The research team emphasized the importance of overcoming AI’s “catastrophic forgetting.”

This phenomenon occurs when artificial neural networks forget information from earlier training as they take on new tasks. The implications of this issue could be critical for applications like self-driving cars, where the retention of previous knowledge is crucial for safety.

Professor Ness Shroff, an Ohio Eminent Scholar and leader of the study, emphasized the need for AI systems not to forget the lessons they’ve learned as they encounter new scenarios. He explained, “As automated driving applications or other robotic systems are taught new things, it’s important that they don’t forget the lessons they’ve already learned for our safety and theirs.” He also clarifies that their research “into the complexities of continuous learning in these artificial neural networks, and what we found are insights that begin to bridge the gap between how a machine learns and how a human learns.”

The team discovered that artificial neural networks better retain information when trained on diverse and dissimilar tasks rather than those sharing similar features.
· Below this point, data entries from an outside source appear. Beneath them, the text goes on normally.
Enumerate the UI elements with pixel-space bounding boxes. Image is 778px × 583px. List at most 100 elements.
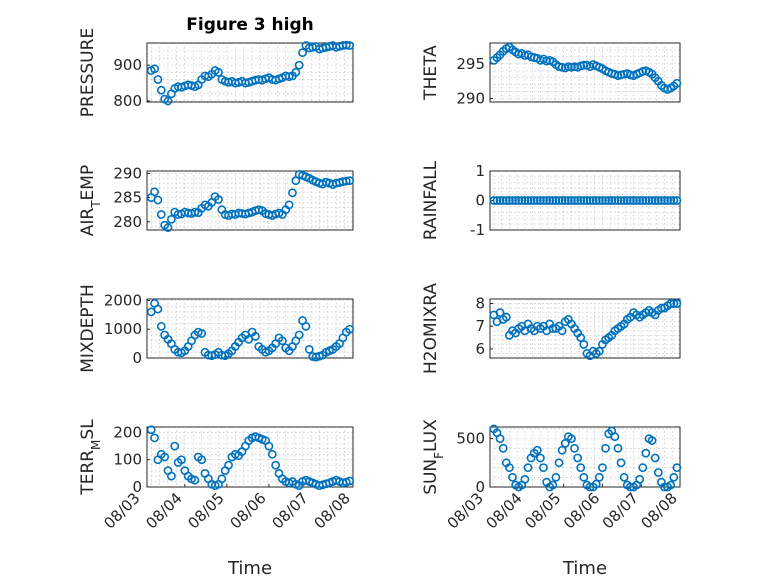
data-point bbox=[604, 196, 614, 205]
data-point bbox=[607, 196, 617, 205]
y-axis-label: TERRMSL bbox=[78, 419, 103, 496]
data-point bbox=[341, 176, 351, 186]
y-axis-label: RAINFALL bbox=[421, 160, 441, 240]
data-point bbox=[304, 344, 314, 354]
data-point bbox=[345, 41, 355, 50]
subplot-pressure: 800 900 PRESSURE Figure 3 high bbox=[78, 15, 355, 117]
data-point bbox=[672, 299, 682, 308]
ytick-label: -1 bbox=[470, 221, 485, 239]
grid bbox=[147, 43, 353, 102]
ytick-label: 6 bbox=[475, 340, 485, 358]
y-axis-label: THETA bbox=[421, 45, 441, 101]
ytick-label: 0 bbox=[132, 349, 142, 367]
ytick-label: 1 bbox=[475, 162, 485, 180]
data-point bbox=[610, 196, 620, 205]
xtick-label: 08/03 bbox=[100, 489, 143, 532]
data-point bbox=[542, 196, 552, 205]
data-point bbox=[557, 445, 567, 455]
data-point bbox=[301, 321, 311, 331]
data-point bbox=[170, 441, 180, 451]
data-point bbox=[653, 468, 663, 477]
data-point bbox=[508, 196, 517, 205]
data-point bbox=[619, 196, 629, 205]
data-point bbox=[594, 196, 604, 205]
subplot-air-temp: 280 285 290 AIRTEMP bbox=[78, 164, 355, 236]
data-point bbox=[156, 210, 166, 219]
data-point bbox=[166, 214, 176, 224]
data-point bbox=[570, 196, 579, 205]
data-point bbox=[501, 196, 511, 205]
data-point bbox=[554, 196, 564, 205]
data-point bbox=[588, 196, 598, 205]
ytick-label: 2000 bbox=[104, 291, 142, 309]
ytick-label: 290 bbox=[113, 164, 142, 182]
data-point bbox=[656, 196, 666, 205]
y-axis-label: MIXDEPTH bbox=[78, 284, 98, 373]
data-point bbox=[601, 443, 610, 453]
data-point bbox=[557, 326, 567, 336]
data-point bbox=[666, 480, 676, 490]
data-point bbox=[288, 188, 297, 198]
data-point bbox=[647, 196, 657, 205]
data-point bbox=[166, 471, 176, 481]
xtick-label: 08/07 bbox=[599, 489, 642, 532]
ytick-label: 0 bbox=[475, 478, 485, 496]
subplot-theta: 290 295 THETA bbox=[421, 42, 682, 108]
ytick-label: 280 bbox=[113, 213, 142, 231]
data-point bbox=[669, 299, 679, 308]
data-point bbox=[638, 463, 648, 473]
data-point bbox=[501, 312, 511, 322]
grid bbox=[490, 171, 680, 230]
data-point bbox=[616, 458, 626, 468]
data-point bbox=[345, 476, 355, 486]
data-point bbox=[663, 196, 672, 205]
data-point bbox=[573, 196, 583, 205]
data-point bbox=[579, 196, 589, 205]
data-point bbox=[660, 196, 669, 205]
ytick-label: 0 bbox=[475, 192, 485, 210]
x-axis-label: Time bbox=[562, 558, 607, 579]
data-point bbox=[153, 75, 163, 84]
series-points bbox=[489, 424, 682, 492]
xtick-label: 08/04 bbox=[142, 489, 185, 532]
data-point bbox=[277, 336, 287, 346]
data-point bbox=[613, 196, 623, 205]
data-point bbox=[632, 196, 641, 205]
data-point bbox=[666, 299, 676, 308]
data-point bbox=[619, 472, 629, 482]
series-points bbox=[489, 42, 682, 94]
y-axis-label: H2OMIXRA bbox=[421, 283, 441, 374]
data-point bbox=[150, 433, 159, 443]
data-point bbox=[498, 196, 508, 205]
data-point bbox=[545, 196, 555, 205]
subplot-rainfall: -1 0 1 RAINFALL bbox=[421, 160, 682, 240]
data-point bbox=[489, 196, 499, 205]
data-point bbox=[557, 196, 567, 205]
data-point bbox=[647, 436, 657, 445]
data-point bbox=[520, 196, 530, 205]
series-points bbox=[489, 299, 682, 361]
data-point bbox=[224, 460, 233, 470]
data-point bbox=[345, 324, 355, 334]
data-point bbox=[548, 196, 558, 205]
data-point bbox=[532, 196, 542, 205]
grid bbox=[147, 171, 353, 230]
data-point bbox=[536, 453, 545, 463]
ytick-label: 100 bbox=[113, 451, 142, 469]
data-point bbox=[217, 474, 227, 484]
data-point bbox=[672, 463, 682, 473]
xtick-label: 08/08 bbox=[638, 489, 681, 532]
data-point bbox=[666, 196, 676, 205]
ytick-label: 1000 bbox=[104, 320, 142, 338]
data-point bbox=[585, 196, 595, 205]
data-point bbox=[610, 432, 620, 442]
data-point bbox=[567, 196, 576, 205]
data-point bbox=[214, 195, 223, 204]
data-point bbox=[539, 463, 548, 473]
data-point bbox=[551, 196, 561, 205]
ytick-label: 8 bbox=[475, 295, 485, 313]
data-point bbox=[495, 434, 505, 444]
data-point bbox=[641, 448, 651, 458]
Just like humans recall contrasting facts about different scenarios more easily than similar ones, AI networks benefit from a variety of tasks during training, enabling them to absorb new information more effectively.

The implications of this research are immense, as it brings scientists closer to achieving AI with lifelong, human-like learning capabilities. Machines exhibiting such dynamic learning could be scaled up faster and adapt to evolving environments and unexpected situations seamlessly.

The study conducted by the Ohio State University research team received support from the National Science Foundation and the Army Research Office. As understanding the similarities between machines and the human brain continues to grow, it could pave the way for a deeper understanding of AI.